Liz Gannes

Recent Posts by Liz Gannes

In a Twist, Udacity Will Offer Cheap, Remedial Public School Algebra Courses

Over the past year, Udacity has established itself as a provider of free classes, mostly in computer science, offered online to large audiences across the world.

Now it’s going to do something quite different. In partnership with the state of California, Udacity will teach remedial and introductory courses on algebra and other topics to public university and community college students, for a vastly reduced fee.

Udacity co-founder Sebastian Thrun (the former Stanford professor and ongoing Google X autonomous car leader) and California Governor Jerry Brown are to announce the program at a press conference at San Jose State on Tuesday morning. A pilot program to adapt MOOCs — massive open online courses — for this purpose will open this month.
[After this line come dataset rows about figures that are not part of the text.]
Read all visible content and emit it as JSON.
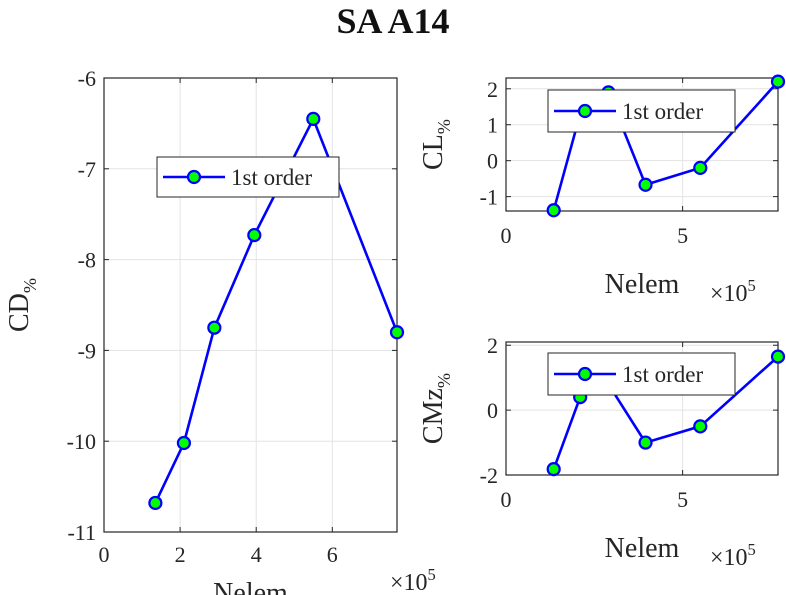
{
  "title": "SA A14",
  "chart_data": [
    {
      "type": "line",
      "ylabel": "CD",
      "ylabel_sub": "%",
      "xlabel": "Nelem",
      "x_exponent": "5",
      "xlim": [
        0,
        7.7
      ],
      "ylim": [
        -11,
        -6
      ],
      "xticks": [
        0,
        2,
        4,
        6
      ],
      "yticks": [
        -11,
        -10,
        -9,
        -8,
        -7,
        -6
      ],
      "grid": true,
      "legend_position": "top-left",
      "series": [
        {
          "name": "1st order",
          "color": "#0000ff",
          "marker_color": "#00ff00",
          "x": [
            1.35,
            2.1,
            2.9,
            3.95,
            5.5,
            7.7
          ],
          "y": [
            -10.68,
            -10.02,
            -8.75,
            -7.73,
            -6.45,
            -8.8
          ]
        }
      ]
    },
    {
      "type": "line",
      "ylabel": "CL",
      "ylabel_sub": "%",
      "xlabel": "Nelem",
      "x_exponent": "5",
      "xlim": [
        0,
        7.7
      ],
      "ylim": [
        -1.4,
        2.3
      ],
      "xticks": [
        0,
        5
      ],
      "yticks": [
        -1,
        0,
        1,
        2
      ],
      "grid": true,
      "legend_position": "top",
      "series": [
        {
          "name": "1st order",
          "color": "#0000ff",
          "marker_color": "#00ff00",
          "x": [
            1.35,
            2.1,
            2.9,
            3.95,
            5.5,
            7.7
          ],
          "y": [
            -1.38,
            1.3,
            1.9,
            -0.67,
            -0.2,
            2.2
          ]
        }
      ]
    },
    {
      "type": "line",
      "ylabel": "CMz",
      "ylabel_sub": "%",
      "xlabel": "Nelem",
      "x_exponent": "5",
      "xlim": [
        0,
        7.7
      ],
      "ylim": [
        -2,
        2.1
      ],
      "xticks": [
        0,
        5
      ],
      "yticks": [
        -2,
        0,
        2
      ],
      "grid": true,
      "legend_position": "top",
      "series": [
        {
          "name": "1st order",
          "color": "#0000ff",
          "marker_color": "#00ff00",
          "x": [
            1.35,
            2.1,
            2.9,
            3.95,
            5.5,
            7.7
          ],
          "y": [
            -1.82,
            0.4,
            0.8,
            -1.0,
            -0.5,
            1.65
          ]
        }
      ]
    }
  ]
}
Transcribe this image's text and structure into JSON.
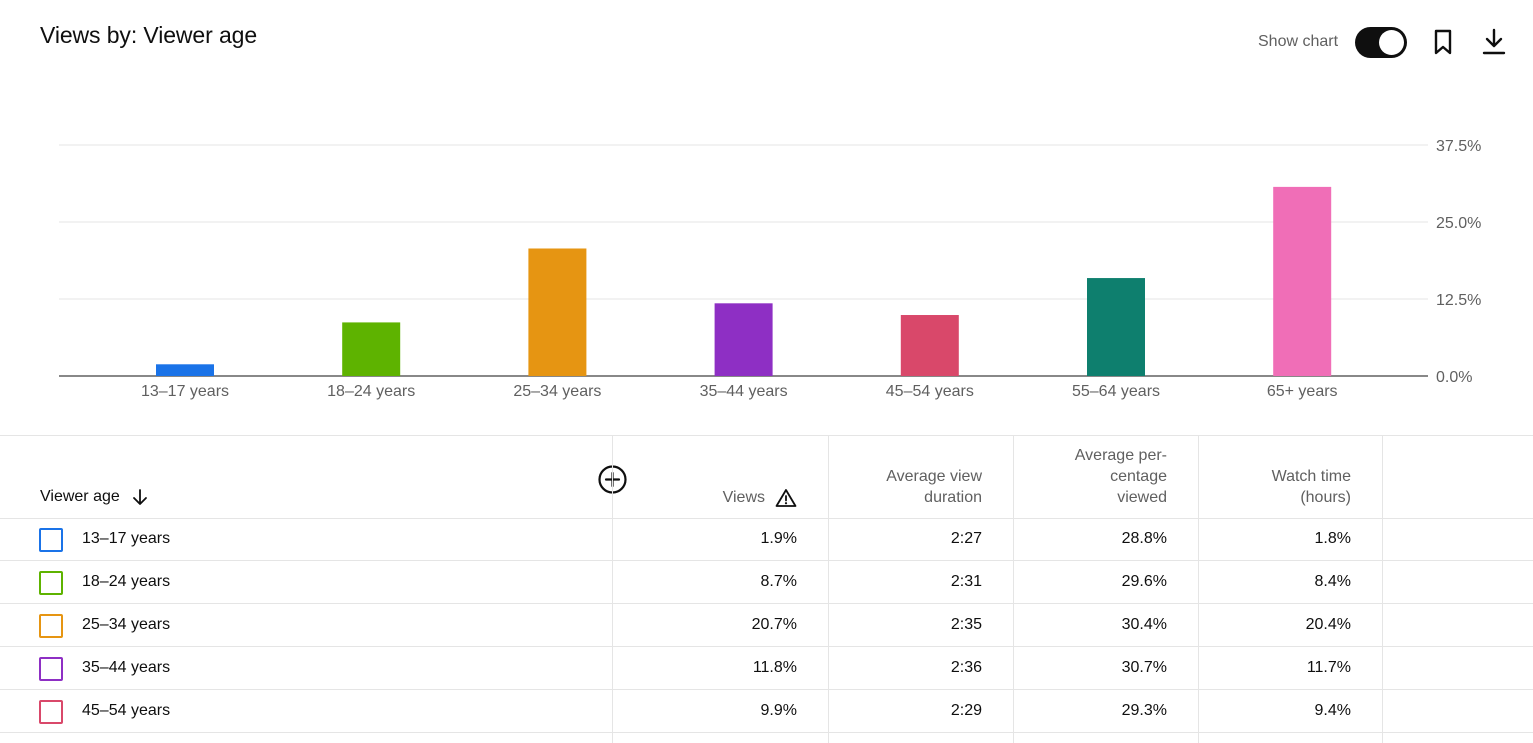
{
  "header": {
    "title": "Views by: Viewer age",
    "show_chart_label": "Show chart",
    "show_chart_on": true
  },
  "icons": {
    "bookmark": "bookmark-icon",
    "download": "download-icon",
    "sort": "arrow-down-icon",
    "warning": "warning-icon",
    "add_column": "add-circle-icon"
  },
  "chart_data": {
    "type": "bar",
    "categories": [
      "13–17 years",
      "18–24 years",
      "25–34 years",
      "35–44 years",
      "45–54 years",
      "55–64 years",
      "65+ years"
    ],
    "values": [
      1.9,
      8.7,
      20.7,
      11.8,
      9.9,
      15.9,
      30.7
    ],
    "colors": [
      "#1a73e8",
      "#5eb300",
      "#e69512",
      "#8e2fc4",
      "#d9486a",
      "#0e7f6e",
      "#f06eb7"
    ],
    "y_ticks": [
      "37.5%",
      "25.0%",
      "12.5%",
      "0.0%"
    ],
    "y_tick_values": [
      37.5,
      25.0,
      12.5,
      0.0
    ],
    "ylim": [
      0,
      37.5
    ],
    "y_axis_side": "right",
    "grid": true
  },
  "table": {
    "first_header": "Viewer age",
    "columns": [
      {
        "label_lines": [
          "Views"
        ]
      },
      {
        "label_lines": [
          "Average view",
          "duration"
        ]
      },
      {
        "label_lines": [
          "Average per-",
          "centage",
          "viewed"
        ]
      },
      {
        "label_lines": [
          "Watch time",
          "(hours)"
        ]
      }
    ],
    "rows": [
      {
        "label": "13–17 years",
        "color": "#1a73e8",
        "values": [
          "1.9%",
          "2:27",
          "28.8%",
          "1.8%"
        ]
      },
      {
        "label": "18–24 years",
        "color": "#5eb300",
        "values": [
          "8.7%",
          "2:31",
          "29.6%",
          "8.4%"
        ]
      },
      {
        "label": "25–34 years",
        "color": "#e69512",
        "values": [
          "20.7%",
          "2:35",
          "30.4%",
          "20.4%"
        ]
      },
      {
        "label": "35–44 years",
        "color": "#8e2fc4",
        "values": [
          "11.8%",
          "2:36",
          "30.7%",
          "11.7%"
        ]
      },
      {
        "label": "45–54 years",
        "color": "#d9486a",
        "values": [
          "9.9%",
          "2:29",
          "29.3%",
          "9.4%"
        ]
      }
    ]
  }
}
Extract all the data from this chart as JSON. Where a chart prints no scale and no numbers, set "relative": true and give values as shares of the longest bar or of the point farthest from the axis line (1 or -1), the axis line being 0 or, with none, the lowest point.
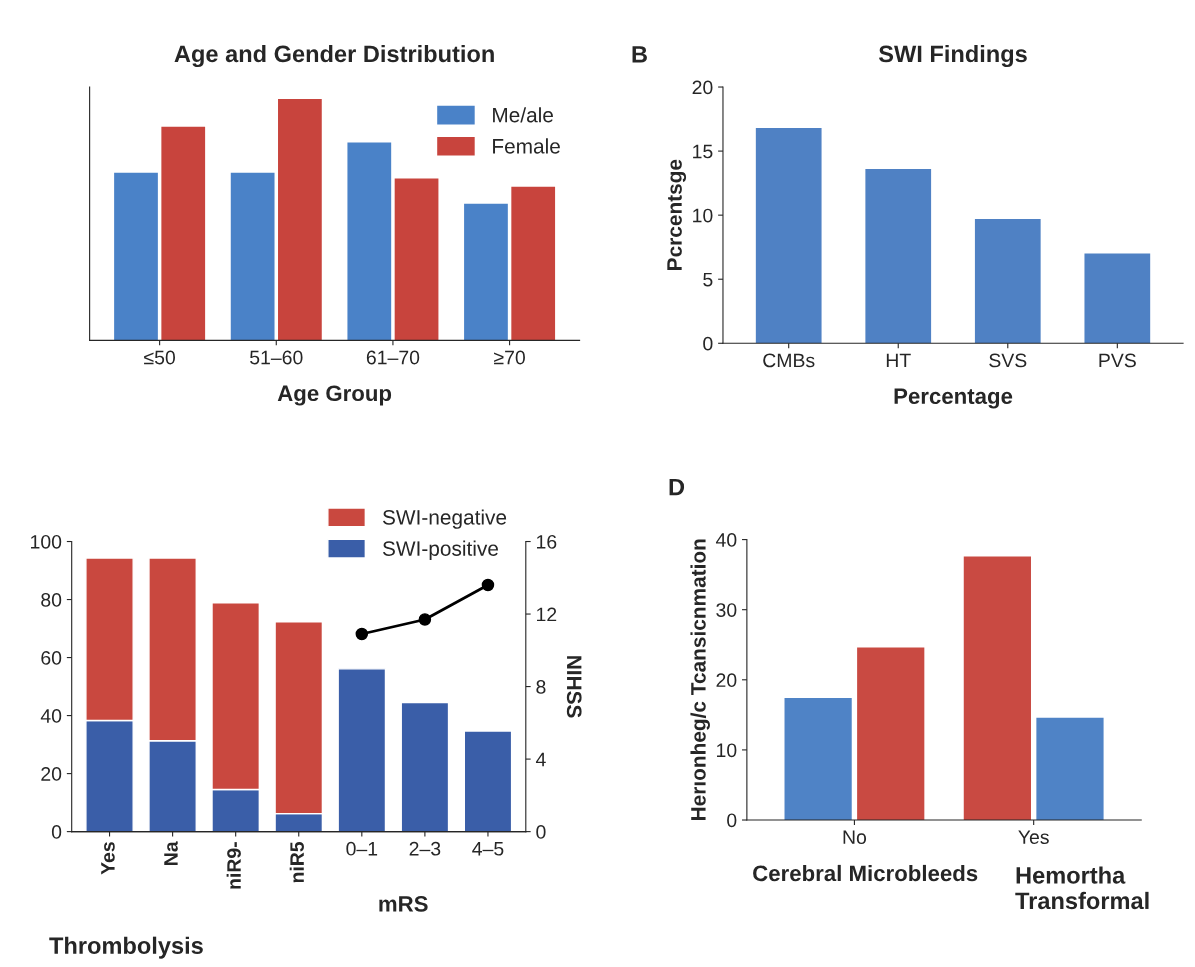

The New York Times describes the partnership as a way for the state to help address the fact that many of its students lack academic preparation for college. San Jose State has already been experimenting with MOOCs — it offered an electrical engineering class with edX this past fall. However, professors remain wary of being replaced by online education’s combinator of videos and “mentors.”

But the deal also benefits Udacity, which has massive dropout rates — the estimate for all MOOCs is that 90 percent of students who register drop out.

So, rather than its normal syllabus of aspirational personal enrichment classes, Udacity will be inserting itself into a more core part of education.

Thrun told the Times that he saw the program as an opportunity to figure out how to retain motivated students.